8. Acknowledgement. The Company and you agree that the RSUs are granted under and governed by the Notice, this RSU 
Agreement and the provisions of the Plan (incorporated herein by reference). You: (i) acknowledge receipt of a copy of the Plan 
and the Plan prospectus, (ii) represent that you have carefully read and are familiar with their provisions, and (iii) hereby accept 
the RSUs subject to all of the terms and conditions set forth herein and those set forth in the Plan and the Notice. You hereby 
agree to accept as binding, conclusive and final all decisions or interpretations of the Committee upon any questions relating to 
the Plan, the Notice and this RSU Agreement.

9. Entire Agreement; Enforcement of Rights. This RSU Agreement, the Plan and the Notice constitute the entire agreement 
and understanding of the parties relating to the subject matter herein and supersede all prior discussions between them.

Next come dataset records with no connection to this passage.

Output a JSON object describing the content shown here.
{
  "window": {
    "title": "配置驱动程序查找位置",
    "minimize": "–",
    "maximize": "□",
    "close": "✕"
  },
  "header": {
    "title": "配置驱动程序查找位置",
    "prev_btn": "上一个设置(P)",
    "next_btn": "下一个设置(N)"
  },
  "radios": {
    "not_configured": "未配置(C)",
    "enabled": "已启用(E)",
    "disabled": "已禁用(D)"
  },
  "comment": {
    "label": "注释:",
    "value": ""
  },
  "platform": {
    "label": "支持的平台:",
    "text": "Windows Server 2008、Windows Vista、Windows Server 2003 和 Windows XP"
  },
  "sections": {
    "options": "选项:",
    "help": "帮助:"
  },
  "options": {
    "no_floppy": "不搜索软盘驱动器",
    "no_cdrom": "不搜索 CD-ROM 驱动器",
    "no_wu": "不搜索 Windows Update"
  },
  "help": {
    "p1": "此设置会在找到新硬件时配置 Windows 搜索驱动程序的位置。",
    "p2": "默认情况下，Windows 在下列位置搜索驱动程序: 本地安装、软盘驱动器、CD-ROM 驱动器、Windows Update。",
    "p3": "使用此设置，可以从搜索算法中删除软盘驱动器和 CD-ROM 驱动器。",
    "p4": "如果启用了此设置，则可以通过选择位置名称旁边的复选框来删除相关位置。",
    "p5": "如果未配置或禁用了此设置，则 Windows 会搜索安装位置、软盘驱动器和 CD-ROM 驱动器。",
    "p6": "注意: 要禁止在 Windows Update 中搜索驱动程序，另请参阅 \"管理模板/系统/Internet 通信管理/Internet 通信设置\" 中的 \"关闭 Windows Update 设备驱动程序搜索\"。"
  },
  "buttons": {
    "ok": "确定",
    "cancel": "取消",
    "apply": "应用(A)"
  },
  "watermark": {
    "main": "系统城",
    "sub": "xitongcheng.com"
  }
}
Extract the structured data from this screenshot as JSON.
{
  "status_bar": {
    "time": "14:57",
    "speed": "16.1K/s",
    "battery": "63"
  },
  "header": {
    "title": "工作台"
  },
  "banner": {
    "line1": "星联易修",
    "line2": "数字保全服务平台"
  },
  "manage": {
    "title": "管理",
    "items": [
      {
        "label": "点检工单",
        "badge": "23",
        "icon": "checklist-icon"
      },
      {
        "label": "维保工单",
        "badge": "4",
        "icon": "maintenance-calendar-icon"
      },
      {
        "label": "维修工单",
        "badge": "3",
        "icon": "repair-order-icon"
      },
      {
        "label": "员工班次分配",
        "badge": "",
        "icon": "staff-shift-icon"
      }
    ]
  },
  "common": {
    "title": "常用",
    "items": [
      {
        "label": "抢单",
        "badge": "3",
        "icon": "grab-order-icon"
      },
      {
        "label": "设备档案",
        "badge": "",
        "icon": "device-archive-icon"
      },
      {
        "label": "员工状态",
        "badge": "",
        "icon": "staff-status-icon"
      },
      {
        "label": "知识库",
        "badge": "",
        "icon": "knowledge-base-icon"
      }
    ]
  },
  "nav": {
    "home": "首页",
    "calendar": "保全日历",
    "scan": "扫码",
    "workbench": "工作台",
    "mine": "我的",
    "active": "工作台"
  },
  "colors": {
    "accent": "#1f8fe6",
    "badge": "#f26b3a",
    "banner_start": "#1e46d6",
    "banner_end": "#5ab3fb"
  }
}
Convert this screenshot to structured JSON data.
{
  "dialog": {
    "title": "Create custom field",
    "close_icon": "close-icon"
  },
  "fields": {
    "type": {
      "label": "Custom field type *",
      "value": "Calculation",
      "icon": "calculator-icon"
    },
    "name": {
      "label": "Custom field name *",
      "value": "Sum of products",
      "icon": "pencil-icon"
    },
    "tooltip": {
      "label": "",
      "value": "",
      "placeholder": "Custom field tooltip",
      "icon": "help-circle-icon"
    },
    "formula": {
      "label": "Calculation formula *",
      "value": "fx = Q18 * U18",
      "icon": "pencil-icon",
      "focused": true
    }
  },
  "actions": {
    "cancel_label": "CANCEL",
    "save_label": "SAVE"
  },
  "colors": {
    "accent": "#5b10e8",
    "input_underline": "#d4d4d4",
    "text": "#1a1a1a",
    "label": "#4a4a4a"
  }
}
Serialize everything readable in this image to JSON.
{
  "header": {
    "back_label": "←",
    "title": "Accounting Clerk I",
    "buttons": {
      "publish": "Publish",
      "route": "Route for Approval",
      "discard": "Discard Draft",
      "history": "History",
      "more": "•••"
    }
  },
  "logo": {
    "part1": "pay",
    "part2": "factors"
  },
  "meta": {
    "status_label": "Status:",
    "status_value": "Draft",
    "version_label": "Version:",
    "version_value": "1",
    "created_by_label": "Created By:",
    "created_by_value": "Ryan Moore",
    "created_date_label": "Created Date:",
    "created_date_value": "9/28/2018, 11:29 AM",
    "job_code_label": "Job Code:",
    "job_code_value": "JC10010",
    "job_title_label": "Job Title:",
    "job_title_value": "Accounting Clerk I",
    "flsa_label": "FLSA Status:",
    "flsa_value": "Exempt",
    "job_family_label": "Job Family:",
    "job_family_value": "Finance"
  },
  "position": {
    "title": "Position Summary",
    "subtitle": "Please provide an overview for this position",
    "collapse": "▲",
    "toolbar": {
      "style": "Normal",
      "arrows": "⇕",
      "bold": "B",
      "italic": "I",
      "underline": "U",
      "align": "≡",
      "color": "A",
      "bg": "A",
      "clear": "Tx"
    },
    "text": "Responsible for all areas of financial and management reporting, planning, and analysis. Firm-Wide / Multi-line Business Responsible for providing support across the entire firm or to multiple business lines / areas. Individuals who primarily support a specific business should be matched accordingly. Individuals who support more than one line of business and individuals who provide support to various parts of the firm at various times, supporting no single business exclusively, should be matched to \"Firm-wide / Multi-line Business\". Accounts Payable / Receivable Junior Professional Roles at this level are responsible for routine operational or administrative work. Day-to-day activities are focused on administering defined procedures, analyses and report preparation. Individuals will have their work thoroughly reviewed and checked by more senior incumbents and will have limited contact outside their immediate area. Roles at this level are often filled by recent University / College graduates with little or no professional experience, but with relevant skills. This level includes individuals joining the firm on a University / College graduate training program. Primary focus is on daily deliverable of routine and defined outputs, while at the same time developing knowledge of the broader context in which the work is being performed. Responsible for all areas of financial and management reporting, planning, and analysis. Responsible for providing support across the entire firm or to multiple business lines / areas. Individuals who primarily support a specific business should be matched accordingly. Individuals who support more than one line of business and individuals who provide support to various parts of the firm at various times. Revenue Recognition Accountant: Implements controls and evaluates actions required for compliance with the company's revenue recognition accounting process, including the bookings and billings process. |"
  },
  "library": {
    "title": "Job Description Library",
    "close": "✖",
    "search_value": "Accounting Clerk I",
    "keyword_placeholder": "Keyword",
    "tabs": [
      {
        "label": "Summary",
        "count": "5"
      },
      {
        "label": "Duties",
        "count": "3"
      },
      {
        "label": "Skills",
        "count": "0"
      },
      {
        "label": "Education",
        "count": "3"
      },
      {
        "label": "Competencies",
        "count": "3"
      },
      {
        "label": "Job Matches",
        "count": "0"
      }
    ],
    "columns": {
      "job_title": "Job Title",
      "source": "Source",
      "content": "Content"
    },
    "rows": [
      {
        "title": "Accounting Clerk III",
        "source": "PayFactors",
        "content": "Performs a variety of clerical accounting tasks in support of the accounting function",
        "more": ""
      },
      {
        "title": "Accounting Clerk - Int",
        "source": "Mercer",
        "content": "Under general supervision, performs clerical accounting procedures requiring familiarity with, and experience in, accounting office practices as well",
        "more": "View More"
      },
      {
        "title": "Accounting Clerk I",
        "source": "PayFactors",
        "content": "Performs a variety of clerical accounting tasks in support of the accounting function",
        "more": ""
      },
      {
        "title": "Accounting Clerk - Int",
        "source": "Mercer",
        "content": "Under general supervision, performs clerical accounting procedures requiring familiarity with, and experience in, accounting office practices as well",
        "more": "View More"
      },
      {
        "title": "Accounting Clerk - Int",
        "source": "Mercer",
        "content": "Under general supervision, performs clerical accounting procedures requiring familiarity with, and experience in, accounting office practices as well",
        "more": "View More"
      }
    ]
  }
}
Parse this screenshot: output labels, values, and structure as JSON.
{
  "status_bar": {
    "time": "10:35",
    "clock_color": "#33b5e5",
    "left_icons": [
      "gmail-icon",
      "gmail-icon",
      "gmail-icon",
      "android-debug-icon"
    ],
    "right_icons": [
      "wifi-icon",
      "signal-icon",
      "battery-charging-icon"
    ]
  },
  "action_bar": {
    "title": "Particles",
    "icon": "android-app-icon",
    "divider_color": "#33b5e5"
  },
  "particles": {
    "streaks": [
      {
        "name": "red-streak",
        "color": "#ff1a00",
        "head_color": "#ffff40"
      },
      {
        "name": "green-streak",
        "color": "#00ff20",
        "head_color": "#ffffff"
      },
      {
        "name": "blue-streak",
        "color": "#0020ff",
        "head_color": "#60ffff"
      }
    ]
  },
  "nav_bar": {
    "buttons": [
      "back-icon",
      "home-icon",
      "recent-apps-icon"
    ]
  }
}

Any 
prior agreements, commitments or negotiations concerning the purchase of the Shares hereunder are superseded. No 
modification of or amendment to this RSU Agreement, nor any waiver of any rights under this RSU Agreement, shall be 
effective unless in writing and signed by the parties to this RSU Agreement. The failure by either party to enforce any rights 
under this RSU Agreement shall not be construed as a waiver of any rights of such party.

10. Compliance with Laws and Regulations. The issuance of Shares will be subject to and conditioned upon compliance by 
the Company and you with all applicable state, federal and foreign laws and regulations and with all applicable requirements of 
any stock exchange or automated quotation system on which the Company’s Common Stock may be listed or quoted at the 
time of such issuance or transfer. The Shares issued pursuant to this RSU Agreement shall be endorsed with appropriate 
legends, if any, determined by the Company.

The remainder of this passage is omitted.